小郡第一総合病院留学記

更新日 2021.3.30

平成23年卒 大原建

 

 この度2021年1月〜3月の3ヶ月間、山口県の小郡第一総合病院へ短期臨床留学をさせていただいたのでご報告させていただきます。

 

 小郡第一総合病院は山口県山口市にある182床の総合病院です。整形外科には脊椎・関節含め全ての分野の専門医が在籍していますが、最大の特徴は腕神経叢損傷の再建手術を数多く行っているところです。統括院長である土井先生は遊離薄筋移植でのDouble Free Muscle Transfer法 (DFMT法,Doi法)を開発されたことで有名です。これは腕神経叢全型麻痺(C5~T1全ての麻痺)の患者に対し、両大腿から血管柄・神経付きの薄筋を使用し、2回の筋肉移植と神経移行などの付随手術により肩・肘・手指機能を再建するという手技です。

 私は腕神経叢損傷患者の診療の経験がほぼなく、またその複雑な病態から強い苦手意識を持っておりました。実際の診療を勉強したいという気持ちから、留学を希望しました。

 留学生は国内外から受け入れており、単身での留学となりましたが住居や家具家電の手配などもしていただき、研修に集中できる環境で迎い入れていただきました。

 

 私は手外科チームに所属し、基本的には腕神経叢損傷を含む手外科手術の助手、外来見学をメインに行い勉強させていただきました。
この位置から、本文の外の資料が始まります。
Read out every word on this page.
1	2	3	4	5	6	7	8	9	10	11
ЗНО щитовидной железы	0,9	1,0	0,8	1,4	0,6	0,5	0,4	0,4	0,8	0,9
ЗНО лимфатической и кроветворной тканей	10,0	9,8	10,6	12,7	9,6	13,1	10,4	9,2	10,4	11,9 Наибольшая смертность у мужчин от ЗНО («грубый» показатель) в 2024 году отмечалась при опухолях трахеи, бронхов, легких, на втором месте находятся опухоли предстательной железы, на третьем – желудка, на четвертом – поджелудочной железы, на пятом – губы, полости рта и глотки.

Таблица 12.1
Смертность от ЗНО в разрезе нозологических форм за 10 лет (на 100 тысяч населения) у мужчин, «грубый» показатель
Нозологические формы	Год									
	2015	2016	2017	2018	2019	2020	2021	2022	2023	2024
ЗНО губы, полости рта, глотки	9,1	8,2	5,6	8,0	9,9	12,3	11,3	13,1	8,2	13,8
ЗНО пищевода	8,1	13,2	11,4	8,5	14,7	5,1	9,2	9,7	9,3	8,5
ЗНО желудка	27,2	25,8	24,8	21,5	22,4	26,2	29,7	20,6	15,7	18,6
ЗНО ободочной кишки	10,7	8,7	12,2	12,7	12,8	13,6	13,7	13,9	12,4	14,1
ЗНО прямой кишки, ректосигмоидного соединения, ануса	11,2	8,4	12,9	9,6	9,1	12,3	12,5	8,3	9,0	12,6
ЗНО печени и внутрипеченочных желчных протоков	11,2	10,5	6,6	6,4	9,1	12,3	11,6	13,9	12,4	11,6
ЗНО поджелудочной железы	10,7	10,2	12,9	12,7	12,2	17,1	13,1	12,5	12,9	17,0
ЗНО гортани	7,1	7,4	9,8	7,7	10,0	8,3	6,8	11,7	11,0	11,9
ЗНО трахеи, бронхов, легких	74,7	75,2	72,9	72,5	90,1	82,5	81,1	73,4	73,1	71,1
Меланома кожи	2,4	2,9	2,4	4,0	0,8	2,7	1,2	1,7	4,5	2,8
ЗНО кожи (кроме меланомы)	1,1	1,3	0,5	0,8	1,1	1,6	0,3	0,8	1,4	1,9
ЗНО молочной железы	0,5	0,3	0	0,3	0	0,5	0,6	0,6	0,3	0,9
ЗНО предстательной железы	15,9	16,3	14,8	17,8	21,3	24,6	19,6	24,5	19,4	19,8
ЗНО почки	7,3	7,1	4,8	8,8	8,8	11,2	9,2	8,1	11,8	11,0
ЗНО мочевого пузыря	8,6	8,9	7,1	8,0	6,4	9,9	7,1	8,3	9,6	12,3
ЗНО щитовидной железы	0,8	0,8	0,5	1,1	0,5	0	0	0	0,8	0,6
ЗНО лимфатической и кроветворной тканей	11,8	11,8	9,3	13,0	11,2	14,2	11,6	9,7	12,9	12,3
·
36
到着した週にすでに2件腕神経叢損傷の手術(1件神経移行、1件遊離薄筋移植)が組まれ、さらに一般手外科手術も多く予定されておりました。

 

 腕神経叢損傷の患者さんは全国から紹介されてきます。まずはその地域の病院で急性期加療を受け、落ち着いたところで紹介受診となります。身体診察、画像、電気生理学的検査所見などから損傷レベルや麻痺型(全型、上位型、下位型など)を診断していきますが、その病態は患者ごとに様々であり、慎重に診断し手術適応や方法を検討していきます。とても驚いたのが、多くの経験をされているにも関わらず手術前日まで細かい術式をディスカッションしながら術式を決定しており、その病態の複雑さや常に最適な治療を求める姿勢を強く感じました。また術中も神経刺激などで反応を見ながら病態を把握されていました。外傷で瘢痕となった腕神経叢をきれいに展開されている手技もとても印象的でした。

 また手外科チームには4人のマイクロサージャンがいて、遊離筋移植の時にはレシピエント神経・血管の展開と薄筋採取を2チームに分かれ同時に行い、慣れた流れで手術が進んでいく姿に感銘を受けました。

 

 術後は遠方から来ている人が多いこともあり、長期リハビリ入院となります。また退院後も通院リハをするため山口にアパートを借りる人や、リハビリだけのために再入院する人もいました。それだけリハビリは重要であり、リハビリスタッフなどコメディカルが腕神経損傷の管理に非常に慣れていることにも驚きました。病院全体で患者をみていく体制が整っていると感じました。

 

 外傷性の腕神経叢損傷のみならず、小児の急性弛緩性脊髄炎に伴う麻痺への再建の手術も見させていただきました。その他にも、指尖部切断指の動脈吻合、リンパ管静脈吻合、足趾移植などのマイクロサージャリー手術や、一般手外科手術、一般外傷手術も多く見させていただきました。細かい展開の際は4.0倍の拡大鏡を使用されており(私は普段2.5倍を使用)、その丁寧で正確な手術手技が印象的でした。

 

 外来見学やカンファへの参加も非常に勉強になりました。カンファでは毎回熱いディスカッションが行われ、プレゼンに望むフェローも英語論文や教科書での事前勉強は必須とされており、科全体のアカデミックな姿勢を肌で感じることができました。

 

 

 山口県は観光名所が多く、CMにも使用された絶景スポットである角島大橋、123基の鳥居が並ぶ元乃隅神社、松下村塾など城下町として歴史がある萩、新鮮な魚が堪能できる下関の唐戸市場などがあり、時間を見つけて観光に行かせていただきました。またフグを始め瀬戸内海や九州で捕れた海の幸、広島の牡蠣なども最寄りのスーパーで購入することができ、堪能させていただきました。

 

 3ヶ月という期間はあっという間に過ぎてしまいましたが、非常に濃厚なかけがえのない経験をさせていただきました。この経験を日々の診療に活かせるよう、努力を続けていきたいと思っております。最後になりましたが、大学院生という立場でありながら3ヶ月間の留学を快諾し送り出して下さいました大鳥教授、松浦先生、穴を開け非常にご迷惑をかけた手外科グループの皆様、大学病院諸先生方、関係者の方々に心より感謝申し上げます。本当にありがとうございました。